Is this just to be able to go back from the first pushed view ? Woooaaaaaa.....
I guess the difference is elsewhere and deeper. No ?
Ignoring transitions/animations and how things are structured behind the scenes (which aleph_null's alswer provides a good discussion of), the only user-facing difference is the ability to return to the preceding view automatically using the navigation bar.
If you use pushViewController you will automatically get a "Back" button in the navigation bar. If you use presentModalViewController you do not, and generally will have to implement your own controls and/or callbacks to handle dismissing the controller.
Conceptually the modal presentation style is generally used for atomic tasks that you cannot navigate away from (i.e. you either complete the task, or you cancel, and you cannot do anything else within the app until you do one or the other).
If you're wondering why have the difference in the first place, I can't say. Personally I think frameworks that provide a unified API for moving from one controller to another (like cocos2d, or Android) make a lot more sense.
The most important difference is about semantics. Modal view controllers typically indicate that the user has to provide some information or do something. This link explains it more in depth: http://developer.apple.com/library/ios/#featuredarticles/ViewControllerPGforiPhoneOS/ModalViewControllers/ModalViewControllers.html
Here's another, less abstract difference they talk about:
"When you present a modal view controller, the system creates a parent-child relationship between the view controller that did the presenting and the view controller that was presented.
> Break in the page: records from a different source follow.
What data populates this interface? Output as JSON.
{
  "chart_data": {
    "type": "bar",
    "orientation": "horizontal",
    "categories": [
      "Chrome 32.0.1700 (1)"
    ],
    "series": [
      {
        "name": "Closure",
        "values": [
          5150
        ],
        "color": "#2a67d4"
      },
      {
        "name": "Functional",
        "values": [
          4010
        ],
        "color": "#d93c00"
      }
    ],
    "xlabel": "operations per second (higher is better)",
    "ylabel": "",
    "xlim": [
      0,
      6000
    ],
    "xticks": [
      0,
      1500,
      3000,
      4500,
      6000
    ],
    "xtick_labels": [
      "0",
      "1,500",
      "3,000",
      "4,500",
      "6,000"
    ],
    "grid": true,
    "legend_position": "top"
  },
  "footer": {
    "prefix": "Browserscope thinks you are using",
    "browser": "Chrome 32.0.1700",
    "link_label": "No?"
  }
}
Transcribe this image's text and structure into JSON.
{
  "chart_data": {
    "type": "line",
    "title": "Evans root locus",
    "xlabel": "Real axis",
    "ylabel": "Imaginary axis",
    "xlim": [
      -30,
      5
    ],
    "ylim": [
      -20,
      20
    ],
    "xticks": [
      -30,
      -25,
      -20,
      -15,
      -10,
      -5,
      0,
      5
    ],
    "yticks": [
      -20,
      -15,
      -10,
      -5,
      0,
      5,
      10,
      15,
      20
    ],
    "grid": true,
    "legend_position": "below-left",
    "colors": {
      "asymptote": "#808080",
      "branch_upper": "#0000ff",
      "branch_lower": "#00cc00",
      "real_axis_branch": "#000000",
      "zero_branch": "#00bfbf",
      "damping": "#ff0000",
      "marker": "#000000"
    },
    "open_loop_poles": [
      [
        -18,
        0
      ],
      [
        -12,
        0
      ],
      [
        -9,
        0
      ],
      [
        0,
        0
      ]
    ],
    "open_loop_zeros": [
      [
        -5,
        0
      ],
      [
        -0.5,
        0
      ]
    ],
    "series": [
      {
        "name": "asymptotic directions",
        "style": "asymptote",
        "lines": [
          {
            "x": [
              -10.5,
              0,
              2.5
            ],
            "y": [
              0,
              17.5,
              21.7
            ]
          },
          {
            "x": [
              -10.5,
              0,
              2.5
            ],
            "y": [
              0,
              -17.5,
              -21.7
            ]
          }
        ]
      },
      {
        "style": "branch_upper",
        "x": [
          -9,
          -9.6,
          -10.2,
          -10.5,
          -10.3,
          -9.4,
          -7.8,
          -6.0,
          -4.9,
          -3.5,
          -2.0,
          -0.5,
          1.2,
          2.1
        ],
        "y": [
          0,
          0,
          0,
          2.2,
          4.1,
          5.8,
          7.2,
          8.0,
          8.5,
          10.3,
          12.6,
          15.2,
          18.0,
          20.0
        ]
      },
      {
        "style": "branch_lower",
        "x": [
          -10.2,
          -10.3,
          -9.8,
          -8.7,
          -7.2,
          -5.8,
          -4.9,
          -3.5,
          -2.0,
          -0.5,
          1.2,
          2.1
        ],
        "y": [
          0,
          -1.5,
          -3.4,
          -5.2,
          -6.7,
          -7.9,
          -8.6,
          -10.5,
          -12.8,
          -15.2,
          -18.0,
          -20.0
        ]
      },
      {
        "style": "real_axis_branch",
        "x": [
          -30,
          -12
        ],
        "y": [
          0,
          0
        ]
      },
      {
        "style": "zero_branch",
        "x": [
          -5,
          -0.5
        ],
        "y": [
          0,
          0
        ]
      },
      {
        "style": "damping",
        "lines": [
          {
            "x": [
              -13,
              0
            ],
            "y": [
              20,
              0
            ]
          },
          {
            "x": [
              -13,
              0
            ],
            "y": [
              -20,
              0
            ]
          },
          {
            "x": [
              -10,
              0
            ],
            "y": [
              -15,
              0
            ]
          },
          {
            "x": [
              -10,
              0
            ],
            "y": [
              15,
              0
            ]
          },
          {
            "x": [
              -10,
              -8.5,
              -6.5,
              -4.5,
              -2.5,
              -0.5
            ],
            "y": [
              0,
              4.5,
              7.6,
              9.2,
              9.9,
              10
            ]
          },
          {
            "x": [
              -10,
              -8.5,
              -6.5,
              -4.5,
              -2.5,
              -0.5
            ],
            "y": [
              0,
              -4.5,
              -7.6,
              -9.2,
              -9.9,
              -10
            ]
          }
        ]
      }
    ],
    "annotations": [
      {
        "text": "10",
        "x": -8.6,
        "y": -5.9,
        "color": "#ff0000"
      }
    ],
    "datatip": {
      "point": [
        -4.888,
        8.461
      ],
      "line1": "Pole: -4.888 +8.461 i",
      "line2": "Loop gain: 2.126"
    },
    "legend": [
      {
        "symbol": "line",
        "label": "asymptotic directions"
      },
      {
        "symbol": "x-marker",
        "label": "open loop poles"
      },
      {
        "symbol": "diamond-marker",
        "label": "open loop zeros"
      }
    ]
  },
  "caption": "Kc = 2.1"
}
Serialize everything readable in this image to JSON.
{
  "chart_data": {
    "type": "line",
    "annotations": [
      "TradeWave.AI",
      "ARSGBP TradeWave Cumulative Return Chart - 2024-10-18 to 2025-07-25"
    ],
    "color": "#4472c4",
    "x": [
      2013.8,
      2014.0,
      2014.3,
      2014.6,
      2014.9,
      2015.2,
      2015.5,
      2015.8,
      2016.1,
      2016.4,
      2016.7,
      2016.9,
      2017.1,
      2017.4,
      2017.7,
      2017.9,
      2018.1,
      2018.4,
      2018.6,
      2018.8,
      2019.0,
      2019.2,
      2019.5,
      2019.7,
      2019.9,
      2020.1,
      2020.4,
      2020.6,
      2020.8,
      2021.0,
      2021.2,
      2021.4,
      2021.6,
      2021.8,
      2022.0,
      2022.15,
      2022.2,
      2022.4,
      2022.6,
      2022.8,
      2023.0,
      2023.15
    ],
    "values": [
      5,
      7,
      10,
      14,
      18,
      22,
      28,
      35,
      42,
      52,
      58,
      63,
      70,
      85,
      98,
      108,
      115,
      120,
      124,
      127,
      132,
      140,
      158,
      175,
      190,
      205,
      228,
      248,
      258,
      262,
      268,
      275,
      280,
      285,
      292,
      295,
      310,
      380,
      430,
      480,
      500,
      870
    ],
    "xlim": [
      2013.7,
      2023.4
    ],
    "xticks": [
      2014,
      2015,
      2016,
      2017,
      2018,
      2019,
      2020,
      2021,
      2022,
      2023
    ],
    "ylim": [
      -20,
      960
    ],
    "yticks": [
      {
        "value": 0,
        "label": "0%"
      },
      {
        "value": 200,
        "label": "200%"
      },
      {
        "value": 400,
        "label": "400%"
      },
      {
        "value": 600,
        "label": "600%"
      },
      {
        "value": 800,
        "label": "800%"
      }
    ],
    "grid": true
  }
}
Specifically, the view controller that did the presenting updates its modalViewController property to point to its presented (child) view controller. Similarly, the presented view controller updates its parentViewController property to point back to the view controller that presented it."
Also see this thread: why "present modal view controller"?
Take a look into the viewControllers in the image
The top 2 viewControllers(login & submit) at the top left are disconnected from the tabBarController & NavigationController
The rest of the viewControllers are embedded in a NavigationController. They somehow belong to the natural flow of the app.
Now you have to ask yourself
Do I need to always show login + submit page every time? It would be pain in the neck for the user to each time go to login even if they logged in last time. These 2 screen really don't fit the natural flow of the screens. So what do we do? We just add them modally using presentViewController
However for the rest of the viewControllers we want to keep them inside 2 navigation so we can easily go back and forth so we use pushViewController
For more information I recommend you to see this video
The image was also picked from this great answer. It's worthy of a look.
This is what my experience says,if you want to manage a hierarchy of views,better go for pushViewController in the navigation controller. It works like a stack of view-controllers in the navigation controller. If however the requirement is just to show a view on executing some actions on the parent view controller then the best way is presenting it modally.
If you need a complex push pop logic always prefer a pushViewController.
UINavigationController are used when you want to have some sort of hierarchal representation of your data (ie drill down). They work using a stack of UIViewController subclasses. Every time you “drill down”, you simply add another view controller to the stack. Then, the “back” logic is simply a matter of popping view controllers off of a stack.